It’s been a while since I posted a two-biter on this blog. Here’s one that happened on QCOM, an old friend (by which I mean a stock that’s been on my core list for years, not a favourite, because of course we don’t have favourites!):
This trade was never great from the start, with the price dithering and going sideways. Still, QCOM is a stock I’ve traded for many years and is generally quite predictable and reliable. Also, chip makers were heading south in general (we never look at a chart in isolation). So the entry was worth the risk, and indeed for a few minutes it all looked okay.
Then momentum faded. Rather than hope it might turn around, the strategy says exit (and the golden rule says never let a profitable trade turn into a losing one). So I was out with a paltry 14 cents / share. Still, $140 is better than a kick in the teeth, and provides a buffer for another entry should one come along.

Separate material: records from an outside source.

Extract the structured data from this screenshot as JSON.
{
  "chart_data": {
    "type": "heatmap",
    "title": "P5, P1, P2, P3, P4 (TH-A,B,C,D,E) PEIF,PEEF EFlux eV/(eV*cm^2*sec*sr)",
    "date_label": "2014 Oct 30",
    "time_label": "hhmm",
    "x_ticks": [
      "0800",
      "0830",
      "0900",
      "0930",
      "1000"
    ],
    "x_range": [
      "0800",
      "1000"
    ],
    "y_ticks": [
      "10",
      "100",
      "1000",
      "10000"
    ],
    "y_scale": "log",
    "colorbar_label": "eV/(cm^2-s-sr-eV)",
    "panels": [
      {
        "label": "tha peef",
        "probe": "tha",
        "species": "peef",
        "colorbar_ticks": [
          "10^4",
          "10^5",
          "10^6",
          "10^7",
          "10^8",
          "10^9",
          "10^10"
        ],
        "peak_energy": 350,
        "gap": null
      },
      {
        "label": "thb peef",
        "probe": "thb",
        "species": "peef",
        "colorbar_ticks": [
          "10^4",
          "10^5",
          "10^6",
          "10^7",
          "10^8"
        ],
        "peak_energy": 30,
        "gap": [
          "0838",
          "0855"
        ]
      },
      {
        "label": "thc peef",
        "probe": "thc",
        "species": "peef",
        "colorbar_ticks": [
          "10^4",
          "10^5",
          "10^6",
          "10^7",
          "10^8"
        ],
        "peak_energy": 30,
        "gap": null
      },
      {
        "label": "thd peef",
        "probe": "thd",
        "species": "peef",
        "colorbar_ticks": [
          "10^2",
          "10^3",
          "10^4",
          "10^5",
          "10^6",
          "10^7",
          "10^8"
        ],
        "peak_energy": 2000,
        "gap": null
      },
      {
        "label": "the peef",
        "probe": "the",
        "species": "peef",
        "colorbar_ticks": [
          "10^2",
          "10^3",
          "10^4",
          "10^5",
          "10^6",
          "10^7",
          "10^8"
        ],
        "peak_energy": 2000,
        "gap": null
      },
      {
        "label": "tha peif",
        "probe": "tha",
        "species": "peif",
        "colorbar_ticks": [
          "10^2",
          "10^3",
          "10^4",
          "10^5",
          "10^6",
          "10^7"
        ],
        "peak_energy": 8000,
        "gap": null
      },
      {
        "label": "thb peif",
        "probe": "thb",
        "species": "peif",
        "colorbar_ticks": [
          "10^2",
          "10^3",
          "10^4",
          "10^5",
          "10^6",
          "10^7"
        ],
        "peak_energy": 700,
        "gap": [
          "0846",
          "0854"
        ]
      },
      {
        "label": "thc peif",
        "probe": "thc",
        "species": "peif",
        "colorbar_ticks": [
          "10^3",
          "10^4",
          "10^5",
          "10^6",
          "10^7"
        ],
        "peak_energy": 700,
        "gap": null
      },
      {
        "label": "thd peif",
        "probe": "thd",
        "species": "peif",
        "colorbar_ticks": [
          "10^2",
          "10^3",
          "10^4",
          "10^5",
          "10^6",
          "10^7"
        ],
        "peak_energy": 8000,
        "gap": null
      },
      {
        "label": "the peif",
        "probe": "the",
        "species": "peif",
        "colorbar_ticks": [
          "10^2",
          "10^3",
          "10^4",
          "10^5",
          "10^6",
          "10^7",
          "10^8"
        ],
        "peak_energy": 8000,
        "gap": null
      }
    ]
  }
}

And indeed one did come along, less than ten minutes later. With momentum picking up again, and the buffer of the previous trade, the risk on the new trade was very low. This time things dropped further and faster. The final exit came when momentum turned, giving a profit on the second bite of 74 cents, so $880 combined.
People often tell me they get stopped out of trades (which is a problem, because we shouldn’t use stops as exits), and that they then watch in horror as a few minutes later the price goes their way. I’m always puzzled by this. It’s as if people have some kind of rule that says when you’ve had a losing trade on a stock you can’t trade it again for the rest of the session. It’s like a loss (or break even, or smaller than expected win) somehow makes a stock temporarily toxic — to be avoided until the poison wears off. But that’s a folly. A good setup is a good setup regardless of what came before. I never rule out a stock because I might have taken a loss on it earlier. There are many other reasons I might miss a second bite at the cherry, but a disappointing first entry is never one of them.